Ogni tanto le storie che raccontiamo sembrano dimenticarsi della realtà. Altre volte sembrano ricordarsene fin troppo bene. Cosa dire, invece, quando sembrano volerla cambiare? chi pensiamo di essere quando con le nostre storie vogliamo cambiare la storia? Lo chiederemo a Dante Alighieri e Quentin Tarantino.




“E 'n quel gran seggio a che tu li occhi tieni

per la corona che già v'è sù posta,

prima che tu a queste nozze ceni,

sederà l'alma, che fia giù agosta,

de l'alto Arrigo, ch'a drizzare Italia

verrà in prima ch'ella sia disposta.

La cieca cupidigia che v'ammalia

simili fatti v'ha al fantolino

che muor per fame e caccia via la balia.

E fia prefetto nel foro divino

allora tal, che palese e coverto

non anderà con lui per un cammino.

Ma poco poi sarà da Dio sofferto

nel santo officio; ch'el sarà detruso

là dove Simon mago è per suo merto,

e farà quel d'Alagna intrar più giuso.”

Dante, Paradiso, XXX, vv. 133-148


“You’re real. Right?.”

Cliff Booth, Once upon a Time… in Hollywood (2019), da una sceneggiatura di Quentin Tarantino


Qualche volta le cose vanno male. Qualcuno prova a metterci una pezza. È il 24 agosto 1313 e a Buonconvento, nelle vicinanze della città guelfa di Siena, si spegne Enrico VII di Lussemburgo, re dei Romani, nel mezzo della sua lotta per interrompere la guerra fra città guelfe e ghibelline che divideva l’Italia centrale e settentrionale. Un esule Dante Alighieri riserverà ad “Arrigo” un seggio nella candida rosa. Non esattamente un posto da poco, visto che da lì si può direttamente guardare Dio.
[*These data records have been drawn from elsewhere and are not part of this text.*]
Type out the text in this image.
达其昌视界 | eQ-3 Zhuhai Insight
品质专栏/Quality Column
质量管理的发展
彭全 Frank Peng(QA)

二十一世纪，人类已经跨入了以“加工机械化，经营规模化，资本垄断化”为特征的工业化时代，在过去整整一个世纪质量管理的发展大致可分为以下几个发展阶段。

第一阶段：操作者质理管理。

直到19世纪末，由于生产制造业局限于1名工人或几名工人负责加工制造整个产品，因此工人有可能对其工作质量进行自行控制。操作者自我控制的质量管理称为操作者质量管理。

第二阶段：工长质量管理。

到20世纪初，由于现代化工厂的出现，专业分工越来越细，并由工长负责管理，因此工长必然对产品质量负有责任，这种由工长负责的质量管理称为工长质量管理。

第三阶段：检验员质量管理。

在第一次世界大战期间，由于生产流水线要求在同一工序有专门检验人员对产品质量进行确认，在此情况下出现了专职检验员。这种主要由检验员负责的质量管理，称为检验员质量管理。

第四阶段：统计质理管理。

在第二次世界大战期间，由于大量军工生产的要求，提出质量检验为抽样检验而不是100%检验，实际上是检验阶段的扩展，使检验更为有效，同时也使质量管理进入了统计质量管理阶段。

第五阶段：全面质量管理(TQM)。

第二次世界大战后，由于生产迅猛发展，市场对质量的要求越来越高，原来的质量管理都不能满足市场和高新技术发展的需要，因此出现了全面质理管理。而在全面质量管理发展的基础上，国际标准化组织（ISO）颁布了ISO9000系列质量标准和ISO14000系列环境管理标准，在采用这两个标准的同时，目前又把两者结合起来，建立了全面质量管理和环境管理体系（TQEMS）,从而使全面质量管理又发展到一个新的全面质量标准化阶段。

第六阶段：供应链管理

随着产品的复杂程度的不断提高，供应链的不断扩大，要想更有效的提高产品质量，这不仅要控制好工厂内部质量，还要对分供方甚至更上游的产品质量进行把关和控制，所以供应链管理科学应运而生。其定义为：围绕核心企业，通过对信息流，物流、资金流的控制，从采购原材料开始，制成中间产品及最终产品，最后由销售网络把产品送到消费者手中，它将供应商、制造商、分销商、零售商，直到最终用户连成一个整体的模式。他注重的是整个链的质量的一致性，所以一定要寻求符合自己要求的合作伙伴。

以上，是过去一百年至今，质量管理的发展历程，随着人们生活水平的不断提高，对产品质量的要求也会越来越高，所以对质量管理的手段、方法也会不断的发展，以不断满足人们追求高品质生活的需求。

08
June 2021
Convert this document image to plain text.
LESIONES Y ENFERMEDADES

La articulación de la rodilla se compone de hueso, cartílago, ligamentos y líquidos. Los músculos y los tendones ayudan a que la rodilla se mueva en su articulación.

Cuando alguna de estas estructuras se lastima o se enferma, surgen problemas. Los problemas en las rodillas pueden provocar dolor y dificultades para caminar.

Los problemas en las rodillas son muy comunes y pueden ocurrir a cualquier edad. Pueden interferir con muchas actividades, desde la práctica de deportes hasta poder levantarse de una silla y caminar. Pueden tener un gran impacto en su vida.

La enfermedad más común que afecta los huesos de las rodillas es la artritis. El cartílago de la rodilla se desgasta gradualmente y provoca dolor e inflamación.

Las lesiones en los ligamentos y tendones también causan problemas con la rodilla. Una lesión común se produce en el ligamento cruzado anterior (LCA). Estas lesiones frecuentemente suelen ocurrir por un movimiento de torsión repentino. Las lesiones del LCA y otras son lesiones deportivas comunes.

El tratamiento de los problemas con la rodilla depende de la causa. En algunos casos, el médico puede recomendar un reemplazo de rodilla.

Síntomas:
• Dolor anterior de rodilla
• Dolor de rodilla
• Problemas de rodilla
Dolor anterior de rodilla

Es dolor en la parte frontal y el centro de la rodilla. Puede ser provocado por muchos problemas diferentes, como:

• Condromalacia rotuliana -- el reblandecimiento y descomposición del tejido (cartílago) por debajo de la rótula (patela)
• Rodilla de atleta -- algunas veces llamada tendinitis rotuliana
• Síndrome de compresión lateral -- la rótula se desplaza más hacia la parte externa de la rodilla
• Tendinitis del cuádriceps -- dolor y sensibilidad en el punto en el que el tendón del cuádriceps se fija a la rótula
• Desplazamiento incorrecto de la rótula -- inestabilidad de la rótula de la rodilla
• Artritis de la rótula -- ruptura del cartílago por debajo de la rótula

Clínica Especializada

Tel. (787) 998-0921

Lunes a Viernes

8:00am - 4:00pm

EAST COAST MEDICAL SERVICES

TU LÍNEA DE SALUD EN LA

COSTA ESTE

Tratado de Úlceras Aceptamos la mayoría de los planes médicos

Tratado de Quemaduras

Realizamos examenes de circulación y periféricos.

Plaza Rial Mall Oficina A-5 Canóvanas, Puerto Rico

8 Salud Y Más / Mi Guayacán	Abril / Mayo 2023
È il 13 agosto 1969 e a Cielo Drive, presso Los Angeles, viene uccisa Sharon Tate, astro ascendente della Hollywood degli anni ’60 grazie a Valley of the Dolls (1967) e The Fearless Vampire Killers (1967), brutalmente assassinata da alcuni membri della Manson Family. Quentin Tarantino, esattamente cinquant’anni dopo, nel suo Once Upon a Time… in Hollywood (2019) racconterà una versione della storia in cui non solo Sharon Tate sopravvive alla Manson Family, ma i suoi assassini vengono a loro volta brutalmente uccisi dal personaggio fittizio Cliff Booth, stunt-double dello sgangherato attore Rick Dalton, in preda ad un trip di LSD. Gli assassini di Tate vengono massacrati e nelle sale la gente si diverte.


 

Starete pensando: “questi due sono matti”. Come mettere Once Upon a Time… in Hollywood e la Divina Commedia? “Dovreste studiare meno filosofia”. Su questo potremmo essere d’accordo. Ma, alla fine, Dante e Tarantino non stanno facendo la stessa cosa? L’idea, qui, sembra essere: qualcosa è andato male, perché non provare a metterci una pezza? Perché non pensare a come sarebbero andate le cose se la realtà fosse giusta? Qualcuno, un realista storico estremo, potrebbe subito obiettare: “Ma chi pensate di essere voi per dire che la storia è stata ingiusta? La storia è una cosa seria, non ha a che fare né con la candida rosa né con Di Caprio e Brad Pitt. La storia è fatta di sangue e lacrime, di lunghi processi e di cambiamenti, e voi pensate di cambiarla con una telecamera?” Chiediamo al realista storico estremo di fermarsi un secondo e di darci un minuto: proveremo a capire che cosa pensiamo di fare quando facciamo qualcosa come quello che fanno Quentin Tarantino e Dante Alighieri, raccontandoci una storia che vuole cambiare il reale. Poi proveremo a spiegargli chi pensiamo di essere. 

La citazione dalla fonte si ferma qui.